Apple has fallen into what Wall Street refers to as bear market territory. The hypothesis for the decline is that consumers are no longer buying or have become disenchanted with the iPhone.

The company’s share price was at a record $232.07 on October 3. It has since fallen by about 22.1 per cent, thereby exceeding the official bear market threshold of 20 percent. One key reason is that multiple suppliers have indicated that Apple is cutting back on parts orders for the latest iPhones.

Moreover, the company’s recent earnings announcement added to concerns when Apple reported flat unit growth and stated that it would stop disclosing the quantity of smartphones sold each quarter.

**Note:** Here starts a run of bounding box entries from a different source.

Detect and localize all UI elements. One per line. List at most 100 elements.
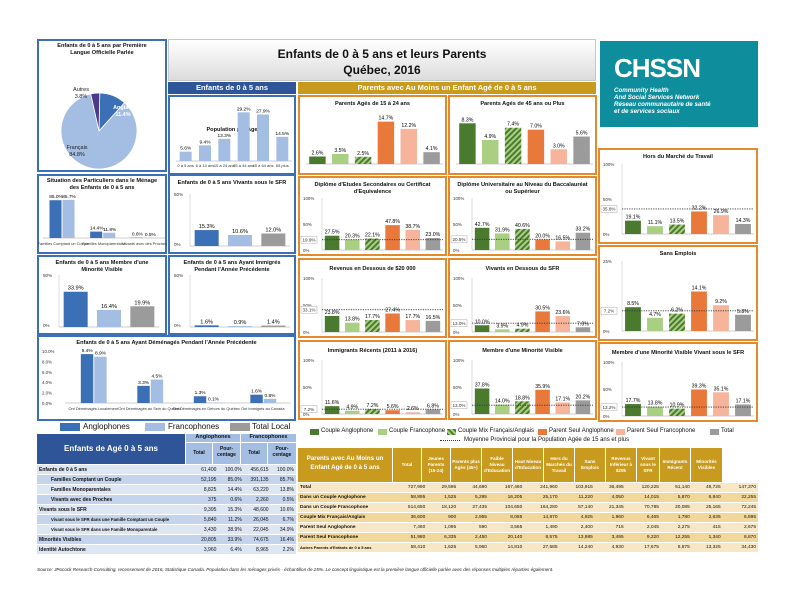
table-right-cell: 104,650 [488, 502, 525, 513]
ytick-2: 0% [303, 412, 309, 417]
age-category-0: 0 à 5 ans [177, 163, 193, 168]
table-right-col: Sans Emplois [575, 448, 605, 482]
situation-value-1-2: 0.5% [145, 232, 157, 238]
table-right-cell: 9,220 [625, 532, 661, 543]
dem-bar-1-1 [150, 379, 164, 403]
bar-0 [324, 406, 340, 414]
table-left-box: Enfants de Agé 0 à 5 ans Anglophones Fra… [37, 434, 296, 566]
table-right-cell: 34,430 [722, 542, 758, 553]
bar-0 [459, 123, 476, 164]
revenus-chart: 100% 50% 0% 23.8% 13.8% 17.7% 27.4% 17.7% 16.5% 3… [300, 276, 443, 335]
table-right-cell: 167,460 [488, 483, 525, 493]
age-value-2: 13.3% [218, 133, 232, 139]
table-right-cell: 4,050 [594, 492, 626, 503]
table-right-cell: 51,140 [660, 483, 692, 493]
situation-title: Situation des Particuliers dans le Ménag… [46, 178, 158, 191]
table-left-col3: Total [241, 443, 267, 464]
legend-swatch-total [230, 423, 250, 431]
table-right-cell: 1,340 [691, 532, 723, 543]
table-right-cell: 5,295 [458, 492, 489, 503]
bar-3 [535, 389, 550, 414]
legend-label-parent-anglo: Parent Seul Anglophone [549, 428, 614, 434]
table-right-cell: 2,275 [660, 522, 692, 533]
revenus-panel: Revenus en Dessous de $20 000 100% 50% 0% 2… [298, 258, 447, 338]
age-category-5: 65 plus [276, 163, 289, 168]
bar-1 [494, 329, 510, 332]
table-right-cell: 14,810 [488, 542, 525, 553]
dem-category-2: Ont Déménagés en Dehors du Québec [173, 406, 241, 411]
table-right-cell: 13,325 [691, 542, 723, 553]
table-left-row: Familles Monoparentales 8,825 14.4% 63,220 1… [37, 484, 296, 495]
table-right-cell: 36,600 [392, 512, 428, 523]
bar-5 [735, 223, 751, 234]
age-bar-2 [218, 138, 231, 161]
ytick-2: 0% [603, 232, 609, 237]
situation-bar-0-1 [90, 231, 103, 238]
bar-2 [261, 233, 286, 246]
bar-3 [377, 121, 395, 164]
legend-right: Couple Anglophone Couple Francophone Cou… [300, 427, 758, 447]
provincial-value: 7.2% [304, 407, 314, 412]
age-bar-4 [257, 114, 269, 161]
bar-value-0: 17.7% [626, 398, 641, 404]
bar-value-2: 17.7% [365, 314, 380, 320]
dem-bar-0-2 [193, 396, 207, 403]
situation-category-1: Familles Monoparentales [82, 241, 126, 246]
bar-value-3: 30.5% [535, 305, 550, 311]
situation-value-1-0: 85.7% [62, 194, 76, 200]
bar-value-3: 14.7% [379, 116, 394, 122]
provincial-badge [300, 305, 318, 314]
table-right-cell: 8,085 [488, 512, 525, 523]
bar-value-5: 5.6% [576, 131, 588, 137]
table-left-group2: Francophones [241, 434, 296, 442]
bar-value-5: 20.2% [576, 394, 591, 400]
dem-category-0: Ont Déménagés Localement [68, 406, 118, 411]
table-left-cell: 13.8% [270, 484, 296, 495]
pie-value-0: 11.4% [115, 112, 130, 118]
bar-0 [625, 307, 641, 331]
bar-value-2: 1.4% [267, 320, 280, 326]
table-right-row: Parent Seul Anglophone 7,460 1,095 590 3,565… [298, 522, 758, 533]
table-right-cell: 2,045 [625, 522, 661, 533]
ytick-1: 50% [303, 303, 312, 308]
bar-0 [625, 220, 641, 234]
bar-4 [405, 412, 421, 414]
table-right: Total 727,990 29,595 44,690 167,460 241,960 10… [298, 483, 758, 553]
table-left-col4: Pour-centage [268, 443, 296, 464]
ytick-2: 0% [603, 414, 609, 419]
table-left-cell: 3,430 [195, 524, 219, 535]
bar-value-2: 7.4% [507, 122, 519, 128]
table-right-row: Couple Mix Français/Anglais 36,600 900 2,95… [298, 512, 758, 523]
bar-1 [494, 404, 510, 414]
bar-value-3: 20.0% [535, 234, 550, 240]
table-right-cell: 8,875 [660, 542, 692, 553]
table-left-cell: 10.6% [270, 504, 296, 515]
bar-value-2: 18.8% [515, 395, 530, 401]
bar-value-0: 19.1% [626, 215, 641, 221]
bar-1 [228, 234, 252, 246]
table-right-col: Immigrants Récent [660, 448, 690, 482]
bar-3 [691, 211, 707, 234]
age-category-2: 15 à 24 ans [214, 163, 235, 168]
bar-value-1: 20.3% [345, 233, 360, 239]
table-right-cell: 11,220 [559, 492, 595, 503]
bar-value-5: 4.1% [426, 146, 438, 152]
demenage-title: Enfants de 0 à 5 ans Ayant Déménagés Pen… [76, 340, 257, 346]
bar-value-1: 14.0% [495, 399, 510, 405]
bar-value-1: 16.4% [101, 304, 117, 310]
bar-value-5: 23.0% [426, 232, 441, 238]
immigres-panel: Enfants de 0 à 5 ans Ayant Immigrés Pend… [168, 255, 296, 335]
pie-slice-2 [90, 92, 101, 132]
table-right-cell: 58,410 [392, 542, 428, 553]
bar-2 [669, 224, 685, 234]
table-left-cell: 52,195 [195, 474, 219, 485]
bar-4 [713, 305, 729, 331]
bar-2 [669, 408, 685, 416]
age-title: Population par Age [206, 127, 258, 133]
table-left-row: Minorités Visibles 20,805 33.9% 74,675 16.4% [37, 534, 296, 545]
bar-value-4: 9.2% [715, 299, 727, 305]
table-left-cell: 0.5% [270, 494, 296, 505]
table-right-cell: 27,585 [524, 542, 560, 553]
bar-1 [344, 239, 360, 250]
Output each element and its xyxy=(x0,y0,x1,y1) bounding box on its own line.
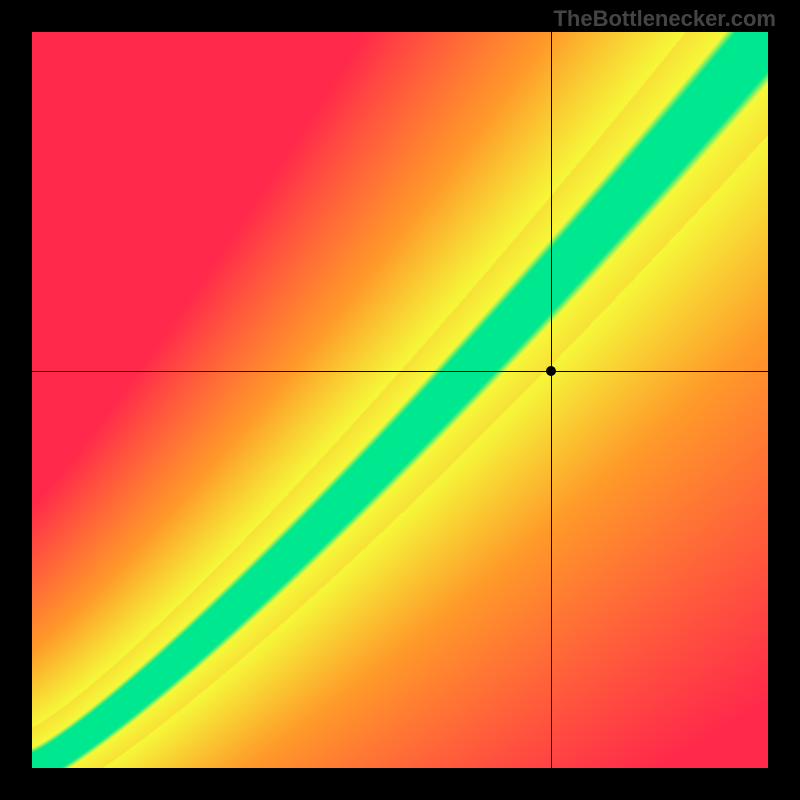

Apple does also generate revenue and earnings growth by charging more per device and selling customers an increasing amount of digital music, movies and other services.

The difficulty is that investors have become complacent given the past decade of iPhone ascendance. Apple’s latest earnings report has not only snapped some out of their stupor but instilled a degree of fear that is now compounding on itself.

Apple shares were recently trading at $180.69. Goldman Sachs cut its price target on the stock for the third time this month, citing signs of weak iPhone demand in China and some emerging markets.

Apple is also subjected to buffeting by signals from its massive, global supply chain. Recent warnings from some manufacturing partners sparked concerns that Apple’s newest iPhones would be poorly received. Having just upgraded to the newest iPhone XS max, I would certainly disagree.

Yes, it is true that some iPhone suppliers and assemblers have warned of weaker orders. In addition, there have been underwhelming earnings by Hon Hai Precision Industry and a quartet of smaller companies, such as Japan Display that have reduced revenue estimates. The result is that analysts are extrapolating out that Apple has hit a brick wall.

The iPhone accounts for about two-thirds of Apple revenue, so a lack of unit growth could be a problem. For fiscal 2019, the consensus is for sales to expand 5 per cent, down from 16 per cent in the previous year, according to data compiled by Bloomberg.

Analysts are also less bullish on Apple’s stock than on any of the other technology giants. About 56 per cent have a buy rating on Apple, according to Bloomberg. Compare that to Alphabet with 91 per cent, Facebook with 81 per cent and Amazon with 94 per cent.

Apple shares are up about 7.18 per cent year-to-date, trading at 12 times forward earnings. A comparable multiple for the S&P 500 is 17 times. The consensus 12-month price target is $234, or about 30 per cent above current levels, so there must still be some confidence left.

Why the critique on Apple? Because Apple could be considered a bellwether for Wall Street in general. And the Street’s attitude towards Apple is typical of what many see as Street’s outlook going forward. Specifically, that the sky is falling.

With a plethora of prognosticators claiming that the end is near, I entreat you once again not to let market forecasts impair your investment strategy. Instead direct your attention to the performance of individual companies with a record of navigating their way through the seas of economic uncertainty.

Meanwhile, if you maintained and maybe grew a portfolio throughout 2018, you should take a moment to congratulate yourself on your forward thinking and your fortitude in ignoring the prophets of doom.

By now you should know exactly how your investments have performed over the past 11 months. Furthermore, you should be able to assess any possible damage. Since a portfolio should have an investment horizon extending out over two or more years, any “difficulties” (also known as unrealized or paper losses), will mean only a bit of psychological tsuris, Yiddish for aggravation.

A major investment firm once said of the markets, the easy money has been made. Easy money? I always thought financial returns were the result of hard work and diligent research. There is no animal named easy money.